Much of the blame for this must go to the brothers’ direction of their actors. Clooney and McDormand are both quite good individually, but there is little chemistry between them, and their scenes together are flat as a result. Pitt excels in his small role, proving once again that although he has the looks and the tabloid credentials for major stardom, he makes his greatest impact in supporting roles and character parts. His goofy exercise instructor, Chad, is the most completely comic performance in the film, and delightful as it is, it throws the film, which otherwise has a rather sinister vibe to it, a bit off balance. The same could be said of J.K. Simmons, who has some great moments as the befuddled CIA chief who needs things explained to him several times before he understands what’s gone down (in that, he’s an obvious stand-in for the audience). But he’s from a different CIA than is otherwise depicted.

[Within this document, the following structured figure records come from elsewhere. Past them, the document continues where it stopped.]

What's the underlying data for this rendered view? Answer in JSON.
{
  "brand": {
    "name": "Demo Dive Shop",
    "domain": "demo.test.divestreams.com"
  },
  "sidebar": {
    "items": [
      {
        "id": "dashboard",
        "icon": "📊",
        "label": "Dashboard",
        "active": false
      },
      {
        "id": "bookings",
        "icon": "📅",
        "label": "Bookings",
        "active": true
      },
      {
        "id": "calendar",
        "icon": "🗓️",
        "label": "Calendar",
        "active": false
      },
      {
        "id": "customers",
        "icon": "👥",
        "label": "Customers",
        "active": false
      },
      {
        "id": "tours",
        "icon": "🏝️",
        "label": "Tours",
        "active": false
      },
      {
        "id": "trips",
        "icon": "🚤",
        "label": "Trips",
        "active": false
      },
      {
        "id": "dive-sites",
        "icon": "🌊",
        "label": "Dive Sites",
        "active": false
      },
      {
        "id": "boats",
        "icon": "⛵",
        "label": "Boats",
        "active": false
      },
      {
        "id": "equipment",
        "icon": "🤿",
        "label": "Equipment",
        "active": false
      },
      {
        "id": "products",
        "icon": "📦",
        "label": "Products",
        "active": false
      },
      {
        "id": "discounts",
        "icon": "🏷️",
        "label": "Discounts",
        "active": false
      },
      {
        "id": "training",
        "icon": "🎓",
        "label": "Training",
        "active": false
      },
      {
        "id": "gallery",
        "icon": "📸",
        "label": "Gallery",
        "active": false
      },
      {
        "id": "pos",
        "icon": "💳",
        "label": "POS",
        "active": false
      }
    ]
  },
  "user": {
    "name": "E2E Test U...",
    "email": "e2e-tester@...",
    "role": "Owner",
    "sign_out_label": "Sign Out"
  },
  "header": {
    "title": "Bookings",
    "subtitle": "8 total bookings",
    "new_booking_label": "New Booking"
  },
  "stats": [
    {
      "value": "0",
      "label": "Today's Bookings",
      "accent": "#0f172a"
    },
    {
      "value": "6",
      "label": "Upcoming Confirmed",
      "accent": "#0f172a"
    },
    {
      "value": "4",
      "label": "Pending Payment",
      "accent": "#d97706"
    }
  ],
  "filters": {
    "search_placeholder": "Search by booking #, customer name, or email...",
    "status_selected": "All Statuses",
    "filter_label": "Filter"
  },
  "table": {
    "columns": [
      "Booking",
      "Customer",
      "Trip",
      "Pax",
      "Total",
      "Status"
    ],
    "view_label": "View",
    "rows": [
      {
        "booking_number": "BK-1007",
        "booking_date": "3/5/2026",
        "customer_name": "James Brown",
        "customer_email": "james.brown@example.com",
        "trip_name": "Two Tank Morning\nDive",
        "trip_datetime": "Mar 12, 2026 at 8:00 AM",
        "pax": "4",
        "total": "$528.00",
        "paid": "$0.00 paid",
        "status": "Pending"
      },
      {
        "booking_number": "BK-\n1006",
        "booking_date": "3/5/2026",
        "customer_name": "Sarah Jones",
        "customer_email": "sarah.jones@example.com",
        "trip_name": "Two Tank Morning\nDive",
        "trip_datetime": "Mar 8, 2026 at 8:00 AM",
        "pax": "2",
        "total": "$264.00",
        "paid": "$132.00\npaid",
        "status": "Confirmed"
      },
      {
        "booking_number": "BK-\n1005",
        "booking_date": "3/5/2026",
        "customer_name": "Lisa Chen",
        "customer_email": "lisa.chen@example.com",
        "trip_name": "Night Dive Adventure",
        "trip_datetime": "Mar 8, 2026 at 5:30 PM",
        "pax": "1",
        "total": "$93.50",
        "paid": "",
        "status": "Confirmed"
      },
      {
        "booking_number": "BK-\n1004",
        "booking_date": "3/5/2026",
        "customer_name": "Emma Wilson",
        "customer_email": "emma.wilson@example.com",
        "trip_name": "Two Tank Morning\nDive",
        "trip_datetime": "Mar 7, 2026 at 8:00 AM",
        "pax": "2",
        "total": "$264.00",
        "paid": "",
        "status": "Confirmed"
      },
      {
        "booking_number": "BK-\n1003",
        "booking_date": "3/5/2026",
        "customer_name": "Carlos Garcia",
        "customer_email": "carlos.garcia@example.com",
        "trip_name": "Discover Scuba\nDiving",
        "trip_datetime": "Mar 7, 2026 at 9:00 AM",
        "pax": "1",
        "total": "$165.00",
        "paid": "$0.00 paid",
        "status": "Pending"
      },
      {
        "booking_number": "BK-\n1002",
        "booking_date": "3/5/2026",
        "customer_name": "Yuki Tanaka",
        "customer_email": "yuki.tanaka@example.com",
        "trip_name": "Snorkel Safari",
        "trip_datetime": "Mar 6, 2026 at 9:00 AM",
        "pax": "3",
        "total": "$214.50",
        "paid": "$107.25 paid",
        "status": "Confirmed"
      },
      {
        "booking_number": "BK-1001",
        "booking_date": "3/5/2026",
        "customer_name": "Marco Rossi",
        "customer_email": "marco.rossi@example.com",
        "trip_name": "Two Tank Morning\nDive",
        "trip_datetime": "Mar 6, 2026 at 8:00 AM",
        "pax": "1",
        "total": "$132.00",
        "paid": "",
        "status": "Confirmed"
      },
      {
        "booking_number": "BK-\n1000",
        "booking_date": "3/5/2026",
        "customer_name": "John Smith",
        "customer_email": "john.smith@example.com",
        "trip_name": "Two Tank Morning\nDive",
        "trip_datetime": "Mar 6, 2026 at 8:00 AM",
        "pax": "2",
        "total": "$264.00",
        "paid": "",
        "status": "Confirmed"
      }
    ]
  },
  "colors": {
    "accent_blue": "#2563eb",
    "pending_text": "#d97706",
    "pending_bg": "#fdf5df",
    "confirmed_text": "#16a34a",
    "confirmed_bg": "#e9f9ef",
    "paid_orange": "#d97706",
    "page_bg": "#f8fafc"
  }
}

Nowhere is the clash in acting styles more harmful than with Malkovich and Swinton, who belong to a different movie altogether, a downbeat domestic drama. Both play unpleasant people unpleasantly, without a single spark of humor to relieve the gloom of their characters. Malkovich is such a pain-in-the-backside that he elicits no sympathy for the raw treatment he gets from his employers or his wife. Since his fate is central to the scheme of things, this delivers a serious blow to the whole enterprise’s attempt to win over its audience. And what Clooney’s good-natured womanizer sees in the dour Swinton is a mystery the film never tries to solve, much to the detriment of its credibility.

Then there is the ominous musical score by Carter Burwell, which expertly creates a feeling of unease and suspense as the film jumps back and forth between simultaneously unfolding stories. It would be perfect in a serious thriller, but it darkens the mood of this film’s comic world too much, undercutting its sardonic take on the foibles of the characters and their blunderings toward an intertwined destiny. A lighter score would have brought out those colors; I can’t remember ever seeing a film in which I thought the music, good in itself, was so wrong for the action it accompanied that it effectively contradicted the meaning of it. Until now. It’s an error in judgment one simply does not expect from these two talented and highly experienced filmmakers.

Burn after Reading has plenty of witty moments, a few good performances, and some nifty visuals—enough to remind us of what the Coen Brothers’ vision is all about. But everything they do in this film they’ve done before, and better, elsewhere. Whether it’s inspiration, or just execution, or both, that Burn is lacking, the outcome is a decidedly minor entry in their body of work. I wouldn’t condemn it to the stake, but I hope they give their next project more serious attention. Maybe first they should watch some of their old movies more closely.